Painting memorializes troopers' sacrifices.

PositionLOCAL NEWS

Byline: Kim Ring

NEW BRAINTREE - The two state troopers shook hands at the Old Timers bar in Clinton that last time 57 years ago.

Raymond T. Alzapiedi promised he'd be back by Christmas and Alje M. Savela said, "I'll be a father by then."

Ten days later, on Aug. 31, 1951, Trooper Savela was dead.

"He never saw that baby," Mr. Alzapiedi said.

Mr. Alzapiedi, who would later earn the rank of captain with the Massachusetts State Police, was in Georgia, called up for the Korean War, when another man from Boston asked him if he knew the trooper who had been killed.

He said he didn't think so - until his friend showed him The Boston Globe and he read about a trooper who was gunned down with a 9 mm automatic pistol while he sat in his cruiser at Route 122 and Old Hardwick Road in Barre.

"It was Alje," he said, recalling the moment last week as he gestured toward a painting of his state police academy classmate.

On Wednesday, Mr. Alzapiedi met with Trooper Michael Wilmot, an assistant armorer at the State Police Academy range that is named for Trooper Savela, to see a painting depicting his old friend and four others killed by gunfire in the line of duty.

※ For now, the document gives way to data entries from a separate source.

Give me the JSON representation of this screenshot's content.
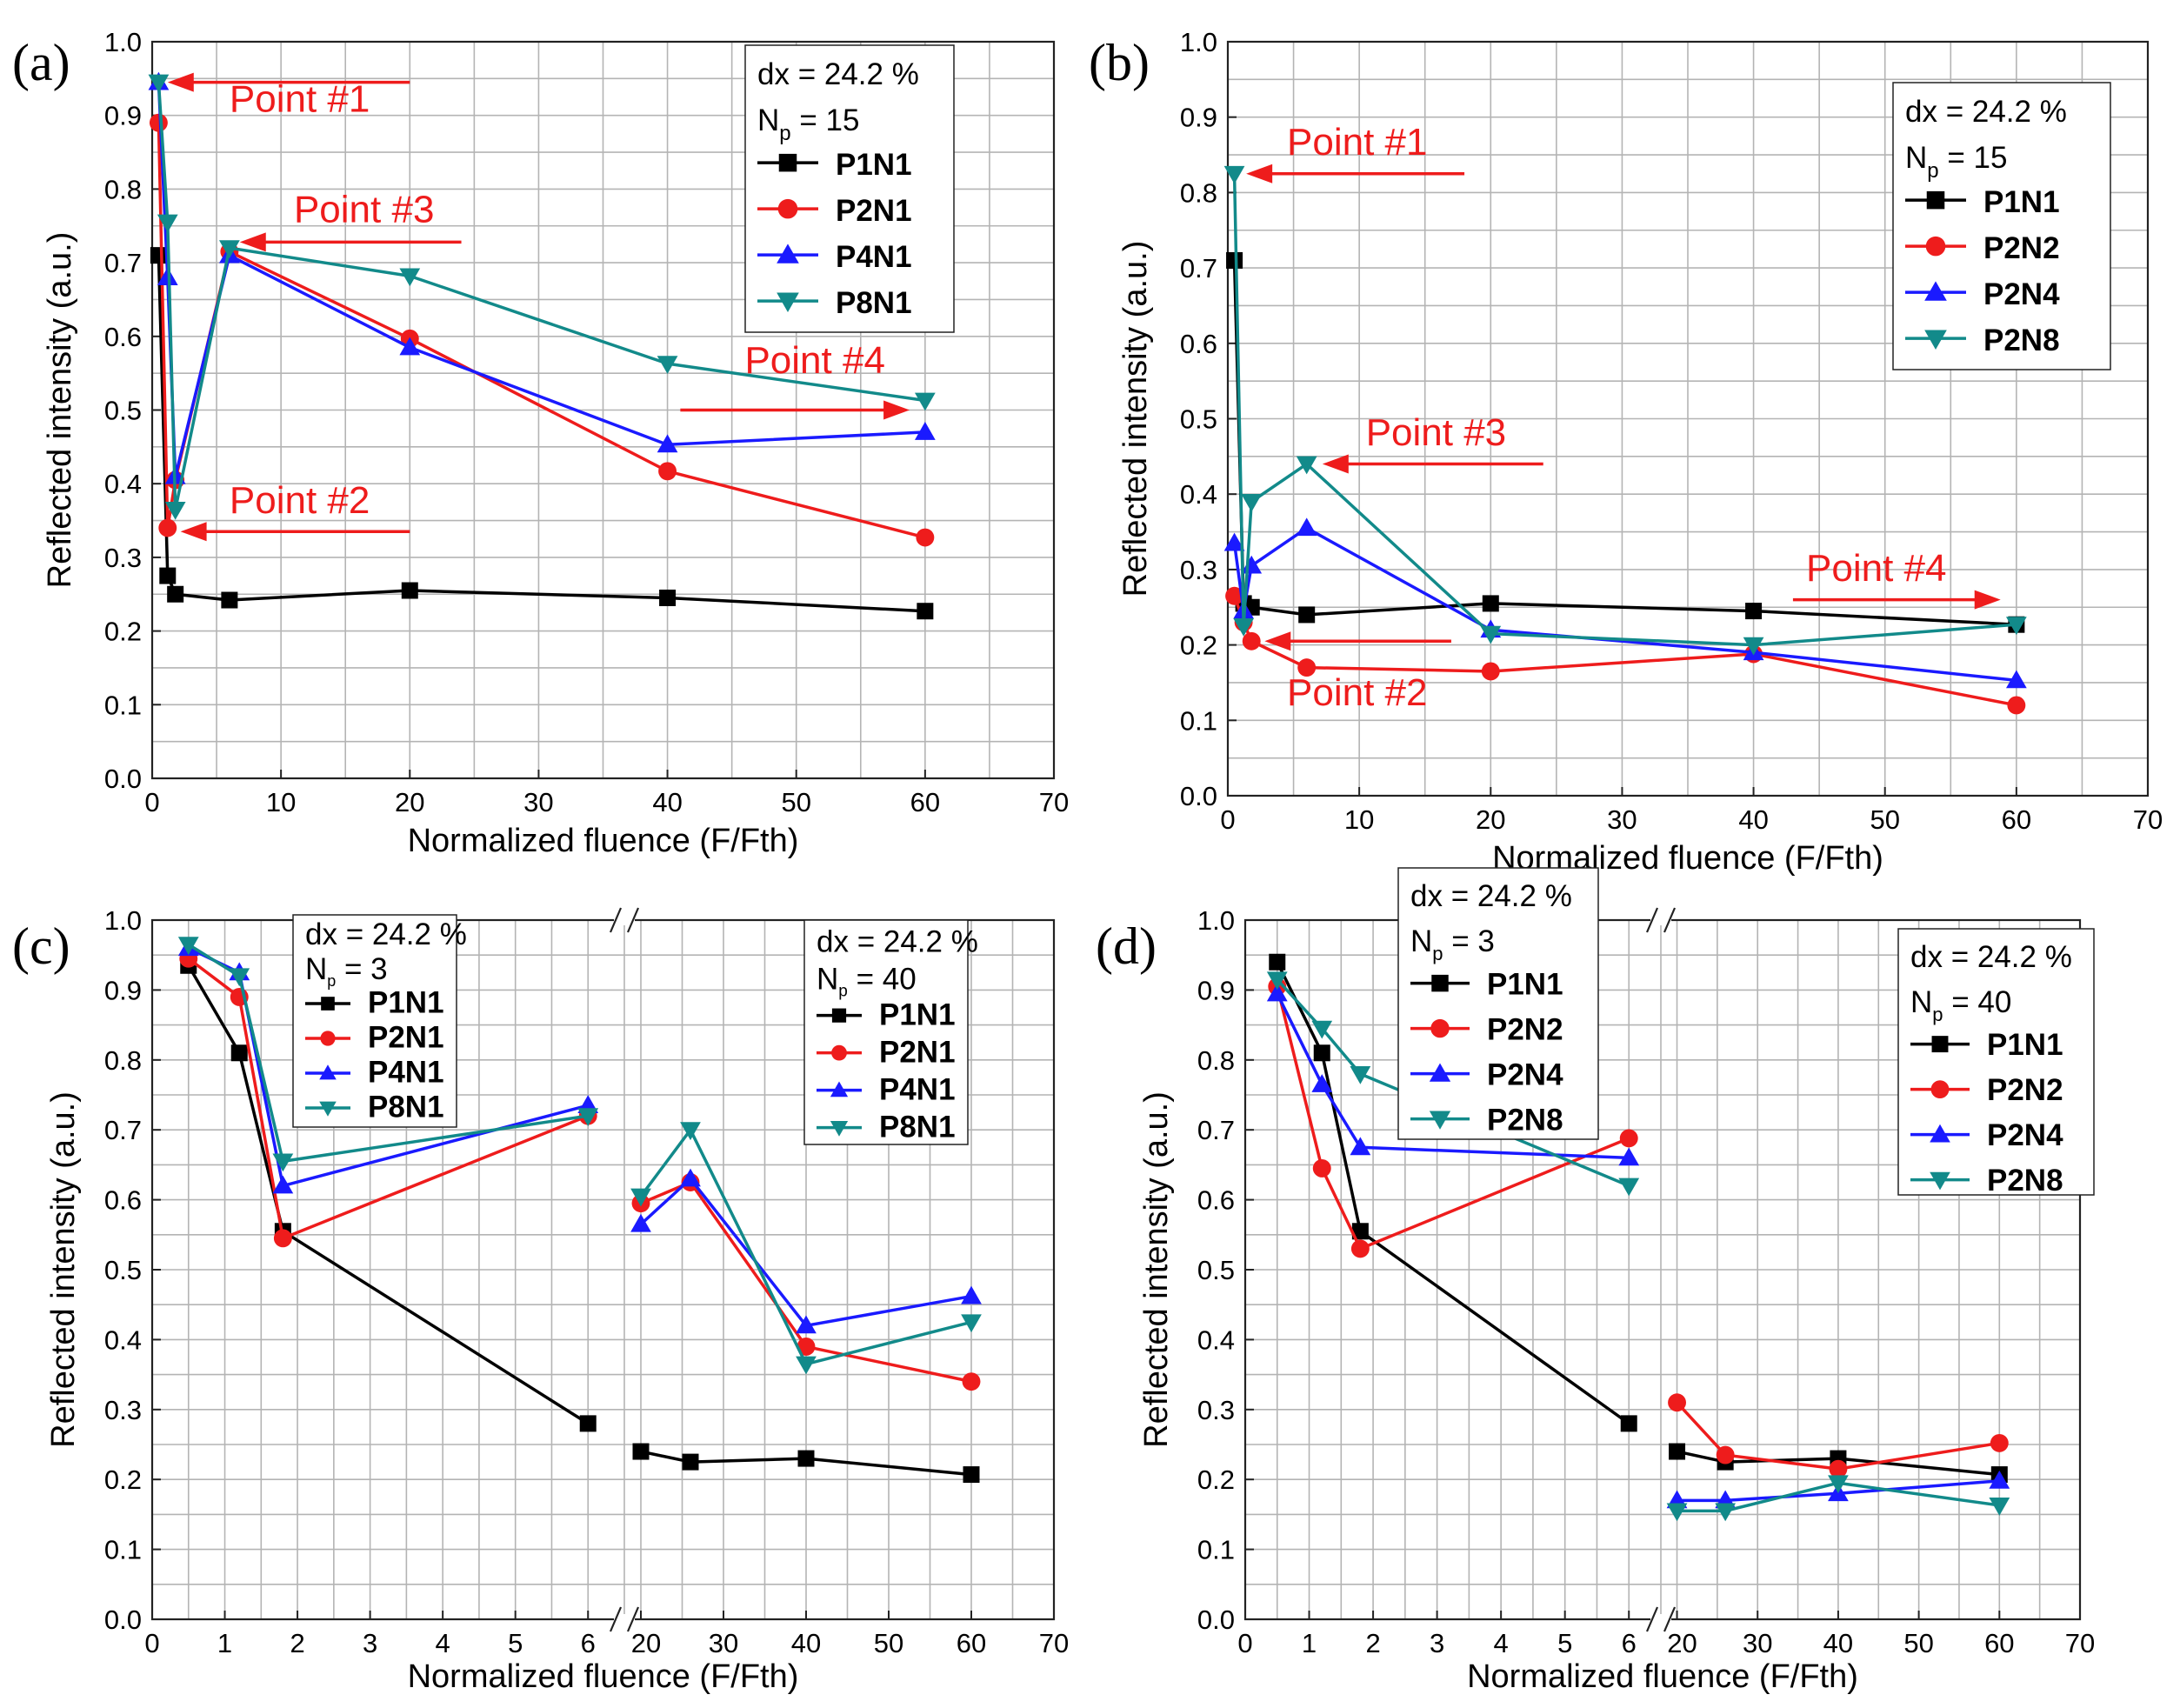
{
  "figure": {
    "series_colors": {
      "P1N1": "#000000",
      "P2N1": "#ee1c1c",
      "P4N1": "#1a1aff",
      "P8N1": "#128a8a",
      "P2N2": "#ee1c1c",
      "P2N4": "#1a1aff",
      "P2N8": "#128a8a"
    },
    "annotation_color": "#ee1c1c"
  },
  "chart_data": [
    {
      "id": "a",
      "panel_label": "(a)",
      "type": "line",
      "xlabel": "Normalized fluence (F/Fth)",
      "ylabel": "Reflected intensity (a.u.)",
      "xlim": [
        0,
        70
      ],
      "ylim": [
        0,
        1.0
      ],
      "x_ticks": [
        "0",
        "10",
        "20",
        "30",
        "40",
        "50",
        "60",
        "70"
      ],
      "y_ticks": [
        "0.0",
        "0.1",
        "0.2",
        "0.3",
        "0.4",
        "0.5",
        "0.6",
        "0.7",
        "0.8",
        "0.9",
        "1.0"
      ],
      "legend": {
        "line1": "dx = 24.2 %",
        "np_label": "N",
        "np_sub": "p",
        "np_value": " = 15",
        "placement": "top-right"
      },
      "x": [
        0.5,
        1.2,
        1.8,
        6,
        20,
        40,
        60
      ],
      "series": [
        {
          "name": "P1N1",
          "marker": "square",
          "values": [
            0.71,
            0.275,
            0.25,
            0.242,
            0.255,
            0.245,
            0.227
          ]
        },
        {
          "name": "P2N1",
          "marker": "circle",
          "values": [
            0.89,
            0.34,
            0.405,
            0.715,
            0.597,
            0.417,
            0.327
          ]
        },
        {
          "name": "P4N1",
          "marker": "triangle-up",
          "values": [
            0.945,
            0.68,
            0.41,
            0.71,
            0.585,
            0.453,
            0.47
          ]
        },
        {
          "name": "P8N1",
          "marker": "triangle-down",
          "values": [
            0.945,
            0.755,
            0.365,
            0.72,
            0.682,
            0.563,
            0.513
          ]
        }
      ],
      "annotations": [
        {
          "text": "Point #1",
          "at": [
            1.2,
            0.945
          ],
          "label_at": [
            6,
            0.905
          ],
          "shaft_from": [
            20,
            0.945
          ]
        },
        {
          "text": "Point #2",
          "at": [
            2.2,
            0.335
          ],
          "label_at": [
            6,
            0.36
          ],
          "shaft_from": [
            20,
            0.335
          ]
        },
        {
          "text": "Point #3",
          "at": [
            6.8,
            0.728
          ],
          "label_at": [
            11,
            0.755
          ],
          "shaft_from": [
            24,
            0.728
          ]
        },
        {
          "text": "Point #4",
          "at": [
            58.8,
            0.5
          ],
          "label_at": [
            46,
            0.55
          ],
          "shaft_from": [
            41,
            0.5
          ]
        }
      ]
    },
    {
      "id": "b",
      "panel_label": "(b)",
      "type": "line",
      "xlabel": "Normalized fluence (F/Fth)",
      "ylabel": "Reflected intensity (a.u.)",
      "xlim": [
        0,
        70
      ],
      "ylim": [
        0,
        1.0
      ],
      "x_ticks": [
        "0",
        "10",
        "20",
        "30",
        "40",
        "50",
        "60",
        "70"
      ],
      "y_ticks": [
        "0.0",
        "0.1",
        "0.2",
        "0.3",
        "0.4",
        "0.5",
        "0.6",
        "0.7",
        "0.8",
        "0.9",
        "1.0"
      ],
      "legend": {
        "line1": "dx = 24.2 %",
        "np_label": "N",
        "np_sub": "p",
        "np_value": " = 15",
        "placement": "top-right"
      },
      "x": [
        0.5,
        1.2,
        1.8,
        6,
        20,
        40,
        60
      ],
      "series": [
        {
          "name": "P1N1",
          "marker": "square",
          "values": [
            0.71,
            0.255,
            0.25,
            0.24,
            0.255,
            0.245,
            0.227
          ]
        },
        {
          "name": "P2N2",
          "marker": "circle",
          "values": [
            0.265,
            0.23,
            0.205,
            0.17,
            0.165,
            0.188,
            0.12
          ]
        },
        {
          "name": "P2N4",
          "marker": "triangle-up",
          "values": [
            0.335,
            0.245,
            0.305,
            0.355,
            0.22,
            0.19,
            0.153
          ]
        },
        {
          "name": "P2N8",
          "marker": "triangle-down",
          "values": [
            0.825,
            0.225,
            0.39,
            0.44,
            0.215,
            0.2,
            0.227
          ]
        }
      ],
      "annotations": [
        {
          "text": "Point #1",
          "at": [
            1.4,
            0.825
          ],
          "label_at": [
            4.5,
            0.85
          ],
          "shaft_from": [
            18,
            0.825
          ]
        },
        {
          "text": "Point #2",
          "at": [
            2.8,
            0.205
          ],
          "label_at": [
            4.5,
            0.12
          ],
          "shaft_from": [
            17,
            0.205
          ]
        },
        {
          "text": "Point #3",
          "at": [
            7.2,
            0.44
          ],
          "label_at": [
            10.5,
            0.465
          ],
          "shaft_from": [
            24,
            0.44
          ]
        },
        {
          "text": "Point #4",
          "at": [
            58.8,
            0.26
          ],
          "label_at": [
            44,
            0.285
          ],
          "shaft_from": [
            43,
            0.26
          ]
        }
      ]
    },
    {
      "id": "c",
      "panel_label": "(c)",
      "type": "line",
      "broken_axis": true,
      "break_mark": "//",
      "xlabel": "Normalized fluence (F/Fth)",
      "ylabel": "Reflected intensity (a.u.)",
      "xlim_left": [
        0,
        6.5
      ],
      "xlim_right": [
        18,
        70
      ],
      "ylim": [
        0,
        1.0
      ],
      "x_ticks_left": [
        "0",
        "1",
        "2",
        "3",
        "4",
        "5",
        "6"
      ],
      "x_ticks_right": [
        "20",
        "30",
        "40",
        "50",
        "60",
        "70"
      ],
      "y_ticks": [
        "0.0",
        "0.1",
        "0.2",
        "0.3",
        "0.4",
        "0.5",
        "0.6",
        "0.7",
        "0.8",
        "0.9",
        "1.0"
      ],
      "legend_left": {
        "line1": "dx = 24.2 %",
        "np_label": "N",
        "np_sub": "p",
        "np_value": " = 3"
      },
      "legend_right": {
        "line1": "dx = 24.2 %",
        "np_label": "N",
        "np_sub": "p",
        "np_value": " = 40"
      },
      "x_left": [
        0.5,
        1.2,
        1.8,
        6
      ],
      "x_right": [
        20,
        26,
        40,
        60
      ],
      "series": [
        {
          "name": "P1N1",
          "marker": "square",
          "values_left": [
            0.935,
            0.81,
            0.555,
            0.28
          ],
          "values_right": [
            0.24,
            0.225,
            0.23,
            0.207
          ]
        },
        {
          "name": "P2N1",
          "marker": "circle",
          "values_left": [
            0.945,
            0.89,
            0.545,
            0.72
          ],
          "values_right": [
            0.595,
            0.625,
            0.39,
            0.34
          ]
        },
        {
          "name": "P4N1",
          "marker": "triangle-up",
          "values_left": [
            0.96,
            0.925,
            0.62,
            0.735
          ],
          "values_right": [
            0.565,
            0.63,
            0.42,
            0.462
          ]
        },
        {
          "name": "P8N1",
          "marker": "triangle-down",
          "values_left": [
            0.965,
            0.92,
            0.655,
            0.72
          ],
          "values_right": [
            0.605,
            0.7,
            0.365,
            0.425
          ]
        }
      ]
    },
    {
      "id": "d",
      "panel_label": "(d)",
      "type": "line",
      "broken_axis": true,
      "break_mark": "//",
      "xlabel": "Normalized fluence (F/Fth)",
      "ylabel": "Reflected intensity (a.u.)",
      "xlim_left": [
        0,
        6.5
      ],
      "xlim_right": [
        18,
        70
      ],
      "ylim": [
        0,
        1.0
      ],
      "x_ticks_left": [
        "0",
        "1",
        "2",
        "3",
        "4",
        "5",
        "6"
      ],
      "x_ticks_right": [
        "20",
        "30",
        "40",
        "50",
        "60",
        "70"
      ],
      "y_ticks": [
        "0.0",
        "0.1",
        "0.2",
        "0.3",
        "0.4",
        "0.5",
        "0.6",
        "0.7",
        "0.8",
        "0.9",
        "1.0"
      ],
      "legend_left": {
        "line1": "dx = 24.2 %",
        "np_label": "N",
        "np_sub": "p",
        "np_value": " = 3"
      },
      "legend_right": {
        "line1": "dx = 24.2 %",
        "np_label": "N",
        "np_sub": "p",
        "np_value": " = 40"
      },
      "x_left": [
        0.5,
        1.2,
        1.8,
        6
      ],
      "x_right": [
        20,
        26,
        40,
        60
      ],
      "series": [
        {
          "name": "P1N1",
          "marker": "square",
          "values_left": [
            0.94,
            0.81,
            0.555,
            0.28
          ],
          "values_right": [
            0.24,
            0.225,
            0.23,
            0.207
          ]
        },
        {
          "name": "P2N2",
          "marker": "circle",
          "values_left": [
            0.905,
            0.645,
            0.53,
            0.688
          ],
          "values_right": [
            0.31,
            0.235,
            0.215,
            0.252
          ]
        },
        {
          "name": "P2N4",
          "marker": "triangle-up",
          "values_left": [
            0.895,
            0.765,
            0.675,
            0.66
          ],
          "values_right": [
            0.17,
            0.17,
            0.18,
            0.198
          ]
        },
        {
          "name": "P2N8",
          "marker": "triangle-down",
          "values_left": [
            0.915,
            0.845,
            0.78,
            0.62
          ],
          "values_right": [
            0.155,
            0.155,
            0.195,
            0.163
          ]
        }
      ]
    }
  ]
}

The 13-by-10-foot painting has been lost and found several times and plucked from a trash can on more than one occasion. Not too long ago, a forlorn-looking Lt. Michael Domnarski was at the academy, with the painting rolled out on the gymnasium floor, when Trooper Wilmot happened by and asked what was wrong.

"I said, `Mike, I had this painting done eight years ago and I'm sad that I could never get it framed and hung up properly,'" Lt. Domnarski said.

Trooper Wilmot took up the task, spending his off-duty hours finding someone to restore and frame the painting. The State Police Association of Massachusetts, the troopers' union, ponied up the money for the project.

John and Maureen Connolly of the Aisling Gallery brought in artist Vincent Crotty to help make the repairs. They built the frame, the largest they'd ever made. And because they'd been acquainted with the family of slain Trooper Mark S. Charbonnier, they charged only what the work cost them: $2,500. Once completed, the painting was hung up at the range.

Lt. Domnarski was pleased to see the painting displayed. He said he'd commissioned it using grant funds when he oversaw operations at the range because he wanted young troopers to have a reminder of the importance of firearms training.

"Every one of these guys died from gunfire," he said.